Just about to move into a new house, the previous owner has his surround amp and STB in a cupboard away from the location of the TV. He mentioned the receiver controls the remote duties? I've never really had any luck with remote repeaters.
It appears he has one remote for the TV and thats it, no repeater or anything else I can see.

Spoke to him about it and he said I could buy his system..... no thanks, sure I can work something out with a bit of help from the crew. 
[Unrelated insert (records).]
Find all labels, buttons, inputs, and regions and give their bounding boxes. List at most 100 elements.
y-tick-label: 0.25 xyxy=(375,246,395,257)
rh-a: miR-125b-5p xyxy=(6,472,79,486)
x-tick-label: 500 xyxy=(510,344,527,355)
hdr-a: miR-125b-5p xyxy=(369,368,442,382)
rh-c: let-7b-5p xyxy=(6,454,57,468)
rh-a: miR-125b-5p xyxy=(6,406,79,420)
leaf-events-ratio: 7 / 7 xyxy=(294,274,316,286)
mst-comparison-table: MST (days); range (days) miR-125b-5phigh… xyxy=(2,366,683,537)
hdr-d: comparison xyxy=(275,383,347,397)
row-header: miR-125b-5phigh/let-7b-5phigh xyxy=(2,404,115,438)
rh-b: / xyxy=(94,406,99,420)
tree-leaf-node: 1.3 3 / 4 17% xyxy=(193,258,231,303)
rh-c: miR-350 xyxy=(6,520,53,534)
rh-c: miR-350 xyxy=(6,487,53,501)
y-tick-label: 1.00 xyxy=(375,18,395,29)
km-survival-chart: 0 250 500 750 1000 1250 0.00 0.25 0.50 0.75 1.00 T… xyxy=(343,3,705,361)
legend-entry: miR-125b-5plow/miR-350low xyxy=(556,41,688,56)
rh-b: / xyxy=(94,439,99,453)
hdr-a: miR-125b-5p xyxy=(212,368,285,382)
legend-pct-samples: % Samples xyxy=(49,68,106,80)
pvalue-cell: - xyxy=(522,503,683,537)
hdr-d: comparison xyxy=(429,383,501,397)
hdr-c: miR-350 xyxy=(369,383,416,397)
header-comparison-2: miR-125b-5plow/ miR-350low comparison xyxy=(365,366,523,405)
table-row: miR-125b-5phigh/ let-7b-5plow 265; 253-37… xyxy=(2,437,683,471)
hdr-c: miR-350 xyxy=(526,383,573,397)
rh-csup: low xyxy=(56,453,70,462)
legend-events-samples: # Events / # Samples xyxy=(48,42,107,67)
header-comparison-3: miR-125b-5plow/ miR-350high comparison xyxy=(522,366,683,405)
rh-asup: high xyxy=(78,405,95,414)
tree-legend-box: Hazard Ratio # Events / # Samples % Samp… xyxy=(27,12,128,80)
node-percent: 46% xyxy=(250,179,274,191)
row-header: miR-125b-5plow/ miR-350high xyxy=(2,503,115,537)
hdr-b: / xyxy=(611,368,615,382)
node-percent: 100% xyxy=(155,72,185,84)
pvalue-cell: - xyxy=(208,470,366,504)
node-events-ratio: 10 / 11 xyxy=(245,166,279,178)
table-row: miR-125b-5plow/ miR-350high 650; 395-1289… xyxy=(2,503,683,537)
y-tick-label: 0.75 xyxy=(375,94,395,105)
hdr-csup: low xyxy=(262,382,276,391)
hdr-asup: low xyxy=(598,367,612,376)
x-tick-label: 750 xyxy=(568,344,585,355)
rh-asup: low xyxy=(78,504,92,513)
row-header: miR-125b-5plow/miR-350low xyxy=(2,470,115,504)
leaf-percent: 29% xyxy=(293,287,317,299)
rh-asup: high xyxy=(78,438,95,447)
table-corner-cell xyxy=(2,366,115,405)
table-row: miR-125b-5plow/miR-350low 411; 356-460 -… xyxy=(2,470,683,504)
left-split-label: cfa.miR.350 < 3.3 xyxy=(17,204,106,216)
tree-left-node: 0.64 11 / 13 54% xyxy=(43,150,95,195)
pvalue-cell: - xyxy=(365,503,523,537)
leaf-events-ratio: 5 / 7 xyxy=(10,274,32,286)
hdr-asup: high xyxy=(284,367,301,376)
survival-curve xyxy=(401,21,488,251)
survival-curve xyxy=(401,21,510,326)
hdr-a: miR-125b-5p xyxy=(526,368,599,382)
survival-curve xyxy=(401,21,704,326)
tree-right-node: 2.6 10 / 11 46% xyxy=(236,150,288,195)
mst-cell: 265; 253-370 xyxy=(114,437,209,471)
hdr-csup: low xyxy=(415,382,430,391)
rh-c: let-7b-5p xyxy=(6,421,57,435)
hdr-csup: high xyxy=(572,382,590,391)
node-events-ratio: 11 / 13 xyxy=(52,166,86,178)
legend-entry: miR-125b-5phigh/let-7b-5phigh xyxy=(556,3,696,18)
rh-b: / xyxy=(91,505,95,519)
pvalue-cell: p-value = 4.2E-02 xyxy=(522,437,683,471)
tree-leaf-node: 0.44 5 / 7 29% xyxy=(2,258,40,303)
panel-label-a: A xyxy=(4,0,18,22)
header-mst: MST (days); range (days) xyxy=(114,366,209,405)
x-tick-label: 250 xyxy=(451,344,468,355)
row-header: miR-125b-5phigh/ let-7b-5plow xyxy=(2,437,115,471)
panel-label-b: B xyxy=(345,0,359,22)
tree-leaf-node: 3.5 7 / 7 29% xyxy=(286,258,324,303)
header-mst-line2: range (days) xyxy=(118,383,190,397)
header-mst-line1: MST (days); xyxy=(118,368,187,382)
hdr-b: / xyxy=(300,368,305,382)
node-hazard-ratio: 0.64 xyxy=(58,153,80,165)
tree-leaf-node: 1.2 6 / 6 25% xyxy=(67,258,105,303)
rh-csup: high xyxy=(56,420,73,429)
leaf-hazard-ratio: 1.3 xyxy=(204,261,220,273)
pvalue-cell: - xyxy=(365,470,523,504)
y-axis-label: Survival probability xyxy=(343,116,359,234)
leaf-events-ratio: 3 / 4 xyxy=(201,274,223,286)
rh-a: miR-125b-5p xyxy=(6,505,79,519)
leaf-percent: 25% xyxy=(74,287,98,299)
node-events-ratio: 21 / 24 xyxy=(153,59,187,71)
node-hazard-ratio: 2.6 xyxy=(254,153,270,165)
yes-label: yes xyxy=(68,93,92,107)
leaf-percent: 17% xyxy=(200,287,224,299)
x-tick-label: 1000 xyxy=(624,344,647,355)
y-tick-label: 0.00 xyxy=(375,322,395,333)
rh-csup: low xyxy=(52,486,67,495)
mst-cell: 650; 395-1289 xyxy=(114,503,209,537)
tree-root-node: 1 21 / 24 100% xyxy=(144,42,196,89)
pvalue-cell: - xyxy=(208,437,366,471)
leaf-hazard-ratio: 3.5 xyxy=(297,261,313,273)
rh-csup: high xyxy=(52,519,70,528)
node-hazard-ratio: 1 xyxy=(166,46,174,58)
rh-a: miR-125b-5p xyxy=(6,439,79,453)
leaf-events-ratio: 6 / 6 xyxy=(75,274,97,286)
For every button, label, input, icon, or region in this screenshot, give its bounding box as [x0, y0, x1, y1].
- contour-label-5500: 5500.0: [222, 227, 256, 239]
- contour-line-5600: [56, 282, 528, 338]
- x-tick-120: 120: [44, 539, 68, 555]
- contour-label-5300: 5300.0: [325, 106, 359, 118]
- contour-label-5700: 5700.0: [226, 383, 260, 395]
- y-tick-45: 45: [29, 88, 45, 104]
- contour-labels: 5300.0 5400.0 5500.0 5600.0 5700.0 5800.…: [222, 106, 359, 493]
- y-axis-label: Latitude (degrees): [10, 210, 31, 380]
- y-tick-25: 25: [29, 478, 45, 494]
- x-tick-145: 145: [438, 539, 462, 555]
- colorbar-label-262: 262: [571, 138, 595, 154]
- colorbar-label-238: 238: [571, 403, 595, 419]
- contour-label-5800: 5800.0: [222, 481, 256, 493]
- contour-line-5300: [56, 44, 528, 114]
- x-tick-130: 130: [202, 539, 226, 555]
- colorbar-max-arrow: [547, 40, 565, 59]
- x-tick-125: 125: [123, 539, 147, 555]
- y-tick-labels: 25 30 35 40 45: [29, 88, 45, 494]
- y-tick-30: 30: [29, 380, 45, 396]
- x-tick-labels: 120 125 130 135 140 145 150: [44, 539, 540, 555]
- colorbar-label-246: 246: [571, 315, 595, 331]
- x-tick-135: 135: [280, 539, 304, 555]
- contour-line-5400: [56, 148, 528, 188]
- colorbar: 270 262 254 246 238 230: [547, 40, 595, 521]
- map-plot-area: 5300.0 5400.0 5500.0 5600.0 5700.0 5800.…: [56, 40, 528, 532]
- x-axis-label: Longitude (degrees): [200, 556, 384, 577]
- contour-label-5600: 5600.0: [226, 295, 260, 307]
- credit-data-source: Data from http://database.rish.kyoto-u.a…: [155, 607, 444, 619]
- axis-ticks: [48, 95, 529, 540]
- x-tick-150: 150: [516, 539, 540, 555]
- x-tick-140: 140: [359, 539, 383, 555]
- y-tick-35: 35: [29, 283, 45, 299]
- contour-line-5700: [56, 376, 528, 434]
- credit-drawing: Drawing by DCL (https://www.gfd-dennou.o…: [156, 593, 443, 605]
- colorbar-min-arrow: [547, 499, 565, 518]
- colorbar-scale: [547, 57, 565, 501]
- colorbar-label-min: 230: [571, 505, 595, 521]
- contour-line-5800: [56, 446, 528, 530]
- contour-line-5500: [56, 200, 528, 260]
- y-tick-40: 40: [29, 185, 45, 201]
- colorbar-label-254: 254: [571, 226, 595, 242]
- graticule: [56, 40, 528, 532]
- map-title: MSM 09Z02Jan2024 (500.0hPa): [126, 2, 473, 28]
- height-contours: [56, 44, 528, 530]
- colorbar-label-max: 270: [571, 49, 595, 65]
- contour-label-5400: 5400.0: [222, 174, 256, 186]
I'm into 2 channel so not really up to speed with HT.

Cheers Dave


----------



## Wayne A. Pflughaupt (Apr 13, 2006)

If the equipment is located away from the listening position, and / or is in an enclosed cabinet that doesn’t have a glass door, then you will either need an IR repeater system, or equipment that can operate with an RF remote.

Regards,
Wayne A. Pflughaupt


----------



## microware1970 (Jan 29, 2013)

Check out the Logitech Harmony Elite. It has a touchscreen remote that is RF to a hub that is a IR blaster and has incredible reach. It also includes two IR emitters that plug into the hub. You could discretely mount the hub outside the cabinet where it has line-of-sight to the tv (for source and menu control, etc.) and let the emitters do their thing inside the cabinet. Or the other way around if that's more aesthetic in your set up. The nice thing is the hub will also control many home automation devices too like Phillips HUE Bulbs, Samsung smart things hub, etc. I have mine programmed to control even my LED light strips by using the "Learn" function and the original LED remote. A FLIRC allows me to perform simple HTPC functions too - Next, Previous, Play, Pause, etc. Takes some creativity but works well. Battery life is not great, but I keep the charger right on the end table and just store it there every night. Last thing, the vertical charging station is MUCH more robust and makes contact much better than the old horizontal cradles. Those were terrible. Short of getting into the full-blown URC stuff and programming hex codes, this does a great job.


----------